O impacto financeiro também chama atenção. De acordo com levantamento realizado pela Abramet e pela Associação Brasileira de Medicina de Emergência (Abramede), com base em dados do Ministério da Saúde, o Sistema Único de Saúde (SUS) registrou 1,8 milhão de internações hospitalares por acidentes de trânsito entre 2015 e 2024. Essas internações resultaram em um custo direto de R$ 3,8 bilhões. O valor é suficiente, segundo a Abramet, para construir 64 hospitais de médio porte ou habilitar quase 13 mil leitos de UTI.
Boa parte dessas hospitalizações envolve motociclistas. Dados da Secretaria da Saúde do Estado da Bahia (Sesab) revelam que, em 2023, 75,8% das 15.007 das internações por acidentes de trânsito no estado foram de pessoas envolvidas em ocorrências com motocicletas. A estatística mostra um crescimento em relação a 2022, quando o índice era de 73,3%.
Esse cenário reflete o uso massivo das motocicletas como meio de transporte e ferramenta de trabalho, especialmente em áreas urbanas e rurais do estado. Além da ampla circulação, a vulnerabilidade do motociclista diante de colisões — sem a proteção que veículos fechados oferecem — eleva significativamente o risco de traumas graves, sequelas permanentes e necessidade de reabilitação prolongada.
“Estamos diante de uma epidemia. Os hospitais estão sobrecarregados com vítimas de ocorrências evitáveis. É urgente agir com responsabilidade e prioridade”, alerta o presidente da Abramet, Antonio Meira Júnior.
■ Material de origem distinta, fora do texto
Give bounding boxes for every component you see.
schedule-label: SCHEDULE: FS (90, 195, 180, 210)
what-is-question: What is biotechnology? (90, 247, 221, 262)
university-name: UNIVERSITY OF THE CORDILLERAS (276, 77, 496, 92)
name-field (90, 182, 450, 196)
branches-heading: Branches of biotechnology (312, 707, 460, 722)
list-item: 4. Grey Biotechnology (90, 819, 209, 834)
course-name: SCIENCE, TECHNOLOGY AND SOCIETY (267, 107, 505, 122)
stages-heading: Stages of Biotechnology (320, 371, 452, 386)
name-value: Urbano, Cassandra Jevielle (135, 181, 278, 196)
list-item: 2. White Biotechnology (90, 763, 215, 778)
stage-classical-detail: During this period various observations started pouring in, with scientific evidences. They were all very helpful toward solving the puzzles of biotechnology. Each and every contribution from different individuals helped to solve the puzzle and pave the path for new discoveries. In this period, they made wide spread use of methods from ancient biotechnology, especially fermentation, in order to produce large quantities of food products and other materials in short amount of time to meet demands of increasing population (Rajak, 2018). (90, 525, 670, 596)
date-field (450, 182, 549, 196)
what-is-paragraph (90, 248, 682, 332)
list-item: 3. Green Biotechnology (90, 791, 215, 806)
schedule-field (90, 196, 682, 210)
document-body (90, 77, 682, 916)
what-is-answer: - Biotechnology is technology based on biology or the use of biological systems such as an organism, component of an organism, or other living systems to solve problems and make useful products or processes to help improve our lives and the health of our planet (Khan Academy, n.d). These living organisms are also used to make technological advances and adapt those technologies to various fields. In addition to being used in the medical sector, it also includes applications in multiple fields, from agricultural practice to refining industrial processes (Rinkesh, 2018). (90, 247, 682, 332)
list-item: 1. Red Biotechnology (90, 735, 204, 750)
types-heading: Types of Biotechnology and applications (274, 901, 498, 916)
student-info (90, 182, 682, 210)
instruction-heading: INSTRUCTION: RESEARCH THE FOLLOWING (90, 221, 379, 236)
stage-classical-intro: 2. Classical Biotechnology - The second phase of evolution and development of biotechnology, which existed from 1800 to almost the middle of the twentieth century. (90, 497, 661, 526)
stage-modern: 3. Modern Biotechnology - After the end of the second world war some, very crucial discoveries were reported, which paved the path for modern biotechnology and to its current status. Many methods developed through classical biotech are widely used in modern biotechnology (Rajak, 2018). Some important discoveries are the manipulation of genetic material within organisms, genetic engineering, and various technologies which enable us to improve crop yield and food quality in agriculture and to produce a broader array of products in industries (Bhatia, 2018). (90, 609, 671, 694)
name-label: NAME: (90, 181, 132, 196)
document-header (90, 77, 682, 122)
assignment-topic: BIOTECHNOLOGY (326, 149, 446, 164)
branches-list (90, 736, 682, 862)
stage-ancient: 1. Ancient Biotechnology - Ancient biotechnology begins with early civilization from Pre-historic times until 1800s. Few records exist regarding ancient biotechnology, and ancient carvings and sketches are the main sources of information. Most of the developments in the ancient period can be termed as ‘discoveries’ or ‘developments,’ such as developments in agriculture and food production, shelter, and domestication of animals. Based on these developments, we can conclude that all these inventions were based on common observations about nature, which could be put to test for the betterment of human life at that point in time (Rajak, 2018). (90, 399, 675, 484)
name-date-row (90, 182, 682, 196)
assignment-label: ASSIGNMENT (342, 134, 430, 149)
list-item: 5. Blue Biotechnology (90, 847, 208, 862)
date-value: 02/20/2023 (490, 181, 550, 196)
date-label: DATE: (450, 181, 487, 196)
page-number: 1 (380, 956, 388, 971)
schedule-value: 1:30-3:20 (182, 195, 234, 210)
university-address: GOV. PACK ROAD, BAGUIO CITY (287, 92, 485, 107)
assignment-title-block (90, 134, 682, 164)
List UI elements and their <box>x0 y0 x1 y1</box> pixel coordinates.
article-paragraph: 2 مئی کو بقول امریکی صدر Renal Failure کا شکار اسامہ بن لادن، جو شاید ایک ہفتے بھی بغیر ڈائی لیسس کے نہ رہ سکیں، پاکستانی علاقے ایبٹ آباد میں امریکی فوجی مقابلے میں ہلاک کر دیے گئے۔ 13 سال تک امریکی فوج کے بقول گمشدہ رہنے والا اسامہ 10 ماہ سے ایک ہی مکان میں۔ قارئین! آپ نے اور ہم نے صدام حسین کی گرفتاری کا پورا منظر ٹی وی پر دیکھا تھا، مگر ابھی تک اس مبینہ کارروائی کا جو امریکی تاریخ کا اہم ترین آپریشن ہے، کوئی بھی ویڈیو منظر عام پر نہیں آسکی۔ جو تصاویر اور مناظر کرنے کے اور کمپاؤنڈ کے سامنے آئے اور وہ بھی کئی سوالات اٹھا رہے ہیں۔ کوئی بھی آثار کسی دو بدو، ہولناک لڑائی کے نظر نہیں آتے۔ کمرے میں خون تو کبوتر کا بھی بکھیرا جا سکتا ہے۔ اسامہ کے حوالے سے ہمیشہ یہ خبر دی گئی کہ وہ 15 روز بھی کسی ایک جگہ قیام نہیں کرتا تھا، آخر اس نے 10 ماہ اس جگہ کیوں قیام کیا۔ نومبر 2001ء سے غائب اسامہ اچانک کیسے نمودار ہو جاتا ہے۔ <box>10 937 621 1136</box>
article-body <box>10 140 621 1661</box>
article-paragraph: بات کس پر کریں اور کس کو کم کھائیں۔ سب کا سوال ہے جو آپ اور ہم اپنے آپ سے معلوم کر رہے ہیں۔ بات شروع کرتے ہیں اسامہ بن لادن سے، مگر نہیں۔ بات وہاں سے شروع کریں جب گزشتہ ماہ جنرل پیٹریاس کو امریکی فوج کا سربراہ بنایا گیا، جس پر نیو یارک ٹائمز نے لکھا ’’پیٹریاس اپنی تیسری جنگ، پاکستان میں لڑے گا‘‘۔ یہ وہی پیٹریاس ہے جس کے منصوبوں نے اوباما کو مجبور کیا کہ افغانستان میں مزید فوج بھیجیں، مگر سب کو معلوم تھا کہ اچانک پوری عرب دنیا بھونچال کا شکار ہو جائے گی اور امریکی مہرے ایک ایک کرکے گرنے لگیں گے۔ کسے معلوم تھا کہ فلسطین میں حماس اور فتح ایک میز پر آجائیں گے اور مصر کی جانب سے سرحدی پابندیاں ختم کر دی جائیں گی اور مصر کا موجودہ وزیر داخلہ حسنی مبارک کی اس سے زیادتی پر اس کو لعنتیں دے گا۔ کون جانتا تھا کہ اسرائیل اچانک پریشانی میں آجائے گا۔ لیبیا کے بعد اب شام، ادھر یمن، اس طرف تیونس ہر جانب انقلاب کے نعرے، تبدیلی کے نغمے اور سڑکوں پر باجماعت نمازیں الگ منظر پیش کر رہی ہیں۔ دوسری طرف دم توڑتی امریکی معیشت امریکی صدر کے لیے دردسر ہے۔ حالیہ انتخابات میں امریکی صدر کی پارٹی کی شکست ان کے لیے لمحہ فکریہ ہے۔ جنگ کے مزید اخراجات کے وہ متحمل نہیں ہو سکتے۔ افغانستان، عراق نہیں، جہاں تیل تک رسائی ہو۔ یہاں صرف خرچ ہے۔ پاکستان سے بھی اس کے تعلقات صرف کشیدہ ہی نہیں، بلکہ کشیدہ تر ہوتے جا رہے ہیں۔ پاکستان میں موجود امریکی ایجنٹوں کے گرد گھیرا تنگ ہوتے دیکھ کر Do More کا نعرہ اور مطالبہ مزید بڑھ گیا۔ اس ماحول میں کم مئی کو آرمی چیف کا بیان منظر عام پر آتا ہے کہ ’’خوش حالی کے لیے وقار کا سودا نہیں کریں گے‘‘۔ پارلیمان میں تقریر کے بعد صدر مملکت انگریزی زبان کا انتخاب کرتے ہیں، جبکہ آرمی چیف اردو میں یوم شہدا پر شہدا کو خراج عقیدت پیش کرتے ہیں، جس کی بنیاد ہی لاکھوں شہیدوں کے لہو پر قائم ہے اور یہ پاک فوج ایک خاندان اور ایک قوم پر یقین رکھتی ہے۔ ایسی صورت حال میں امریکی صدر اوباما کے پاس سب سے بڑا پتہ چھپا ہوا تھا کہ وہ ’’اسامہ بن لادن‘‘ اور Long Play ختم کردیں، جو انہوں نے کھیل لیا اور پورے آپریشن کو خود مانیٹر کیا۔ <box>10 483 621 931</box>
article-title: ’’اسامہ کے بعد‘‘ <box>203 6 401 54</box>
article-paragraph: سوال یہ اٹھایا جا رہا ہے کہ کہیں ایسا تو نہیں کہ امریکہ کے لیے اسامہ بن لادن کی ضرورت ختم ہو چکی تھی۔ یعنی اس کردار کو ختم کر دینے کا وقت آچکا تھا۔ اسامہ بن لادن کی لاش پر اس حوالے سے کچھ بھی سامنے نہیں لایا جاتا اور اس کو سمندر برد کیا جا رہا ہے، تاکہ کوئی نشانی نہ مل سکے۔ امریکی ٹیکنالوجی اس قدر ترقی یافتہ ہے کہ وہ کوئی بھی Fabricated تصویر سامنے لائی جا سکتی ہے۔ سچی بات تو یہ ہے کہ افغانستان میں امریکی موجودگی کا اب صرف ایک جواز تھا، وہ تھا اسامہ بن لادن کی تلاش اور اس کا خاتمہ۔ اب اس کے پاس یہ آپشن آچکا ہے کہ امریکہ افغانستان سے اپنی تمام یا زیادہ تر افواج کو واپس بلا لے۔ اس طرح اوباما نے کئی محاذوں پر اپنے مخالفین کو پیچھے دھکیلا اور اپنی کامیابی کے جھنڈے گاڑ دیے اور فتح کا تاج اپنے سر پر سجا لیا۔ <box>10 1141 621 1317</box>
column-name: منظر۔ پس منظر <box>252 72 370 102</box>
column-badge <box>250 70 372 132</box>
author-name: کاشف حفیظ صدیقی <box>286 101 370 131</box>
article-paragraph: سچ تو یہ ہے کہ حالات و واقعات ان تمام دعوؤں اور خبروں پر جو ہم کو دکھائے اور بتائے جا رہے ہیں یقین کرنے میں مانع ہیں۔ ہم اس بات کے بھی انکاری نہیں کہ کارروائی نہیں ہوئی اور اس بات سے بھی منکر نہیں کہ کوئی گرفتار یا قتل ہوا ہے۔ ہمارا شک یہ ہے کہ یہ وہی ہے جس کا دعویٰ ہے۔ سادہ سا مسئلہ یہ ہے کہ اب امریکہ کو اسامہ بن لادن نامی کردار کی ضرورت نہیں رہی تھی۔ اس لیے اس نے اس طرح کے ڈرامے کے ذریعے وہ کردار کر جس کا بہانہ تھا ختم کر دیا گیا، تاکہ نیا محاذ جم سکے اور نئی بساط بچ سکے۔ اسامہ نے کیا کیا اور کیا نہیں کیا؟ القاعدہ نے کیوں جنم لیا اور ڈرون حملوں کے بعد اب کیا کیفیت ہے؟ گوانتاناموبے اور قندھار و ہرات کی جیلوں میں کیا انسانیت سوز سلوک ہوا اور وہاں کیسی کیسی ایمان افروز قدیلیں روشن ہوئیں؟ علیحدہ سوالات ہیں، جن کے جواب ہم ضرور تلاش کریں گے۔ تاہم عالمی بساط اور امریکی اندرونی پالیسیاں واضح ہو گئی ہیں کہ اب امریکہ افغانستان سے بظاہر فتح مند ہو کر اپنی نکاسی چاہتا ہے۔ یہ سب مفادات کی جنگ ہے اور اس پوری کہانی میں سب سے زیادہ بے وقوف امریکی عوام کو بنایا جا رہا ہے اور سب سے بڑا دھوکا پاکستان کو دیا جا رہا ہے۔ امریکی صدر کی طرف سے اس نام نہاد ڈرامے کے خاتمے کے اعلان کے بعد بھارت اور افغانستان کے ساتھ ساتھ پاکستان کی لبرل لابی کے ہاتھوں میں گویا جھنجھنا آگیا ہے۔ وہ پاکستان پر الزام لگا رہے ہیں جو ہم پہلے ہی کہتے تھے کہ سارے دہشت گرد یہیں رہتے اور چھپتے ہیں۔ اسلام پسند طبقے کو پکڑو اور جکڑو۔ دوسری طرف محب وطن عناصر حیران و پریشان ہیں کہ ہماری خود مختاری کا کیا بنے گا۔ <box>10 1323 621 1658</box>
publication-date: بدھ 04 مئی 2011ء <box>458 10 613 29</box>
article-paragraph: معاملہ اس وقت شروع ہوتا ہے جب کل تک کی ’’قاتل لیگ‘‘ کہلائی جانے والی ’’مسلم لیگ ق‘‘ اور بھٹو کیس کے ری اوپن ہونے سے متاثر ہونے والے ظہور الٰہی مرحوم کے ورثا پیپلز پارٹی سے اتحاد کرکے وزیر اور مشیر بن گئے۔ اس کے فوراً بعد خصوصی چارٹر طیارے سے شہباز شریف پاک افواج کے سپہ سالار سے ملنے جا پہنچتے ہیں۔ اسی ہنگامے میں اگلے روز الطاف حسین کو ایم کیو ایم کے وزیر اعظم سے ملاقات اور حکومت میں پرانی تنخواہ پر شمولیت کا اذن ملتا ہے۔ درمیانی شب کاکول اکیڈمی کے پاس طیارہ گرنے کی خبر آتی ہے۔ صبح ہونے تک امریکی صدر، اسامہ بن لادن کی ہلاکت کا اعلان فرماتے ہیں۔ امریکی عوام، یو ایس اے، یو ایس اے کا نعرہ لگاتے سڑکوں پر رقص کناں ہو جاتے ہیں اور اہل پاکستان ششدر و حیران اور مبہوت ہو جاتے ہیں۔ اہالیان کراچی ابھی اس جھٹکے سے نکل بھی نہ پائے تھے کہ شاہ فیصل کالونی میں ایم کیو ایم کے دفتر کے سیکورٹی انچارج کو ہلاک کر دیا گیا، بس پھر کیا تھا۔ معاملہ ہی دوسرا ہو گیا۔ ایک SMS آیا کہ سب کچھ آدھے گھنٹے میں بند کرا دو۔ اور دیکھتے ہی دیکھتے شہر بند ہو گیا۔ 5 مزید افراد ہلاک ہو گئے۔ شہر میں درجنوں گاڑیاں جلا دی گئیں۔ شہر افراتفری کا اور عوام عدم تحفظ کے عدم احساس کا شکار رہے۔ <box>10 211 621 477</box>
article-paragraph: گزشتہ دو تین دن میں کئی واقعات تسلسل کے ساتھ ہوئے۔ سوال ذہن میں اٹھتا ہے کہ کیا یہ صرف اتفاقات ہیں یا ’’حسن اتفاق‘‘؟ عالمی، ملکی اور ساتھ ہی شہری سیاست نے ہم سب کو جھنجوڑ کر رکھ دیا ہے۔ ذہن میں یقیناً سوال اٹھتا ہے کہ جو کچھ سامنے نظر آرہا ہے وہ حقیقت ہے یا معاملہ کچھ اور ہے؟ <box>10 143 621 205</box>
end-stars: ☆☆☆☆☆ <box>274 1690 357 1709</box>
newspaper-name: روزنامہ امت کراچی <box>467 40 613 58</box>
Já a presidente da Abramede, Camila Lunardi, defende ações coordenadas entre os entes públicos: “Não se trata apenas de trânsito. É um problema de saúde pública”
Casos como o do eletricista Jonathan Goes dos Reis, de 30 anos, exemplificam o drama por trás das estatísticas. Motoboy nas horas vagas, ele sofreu uma fratura exposta ao tentar desviar de um carro no final de 2023. “Fiquei sete meses sem trabalhar. A recuperação foi dolorosa e afetou tudo: saúde, renda e rotina”, lembra. Rodrigo dos Santos Mota, motorista de aplicativo, vive situação semelhante após cair da moto durante uma ultrapassagem. “Estou afastado pelo INSS, andando de muleta. É difícil demais”, diz.